Mike is ambitious and has high standards for himself and any potential partner. He is already very popular but does try very hard, making a lot of effort to be a convention guy. Perhaps, when drunk, these rules and standards don’t seem so important and he is free. His habit of ‘ghosting’ women seemingly without any qualms suggests that he also holds a pretty high opinion of himself. However, thinking a lot of oneself is a feeble position, requiring a lot of maintenance. Probably the experience of being Mike is quite an emotionally exhausting one. Probably if he just accepted and valued himself for the person he is, not his achievements, and if he took a bit more time to just be kind to people, then life would be all the richer.
Alcohol lets the heart rule the head. When sober, we bury our desires. They are felt, bubbling, deep down, but rational sense forces us to concede that, for some reason, we cannot have this thing we want. So we keep it on the low.
It is sad that so many people hold onto fantasies and hopes which cannot be expressed in sober life.
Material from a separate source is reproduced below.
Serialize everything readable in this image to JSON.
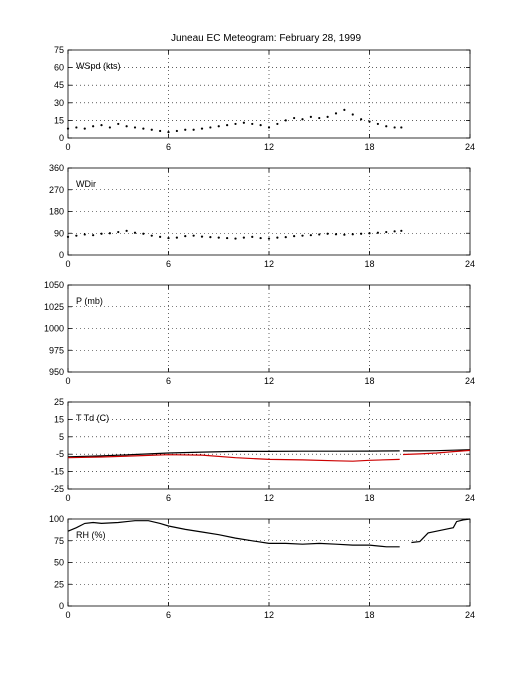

That is not to say that they should just reveal all. The question is, are these repressed desires well-founded? Are the things they aspire to superficial? We are so very tempted by things such as sentimentality; nostalgia; ideas about our perfect partner, or the admiration of others. The imagining of these things excites us, but only in a sad way, because we long for them.
Perhaps these repressed desires reveal obstacles to happiness. And rather than being fulfilled, they should be relinquished.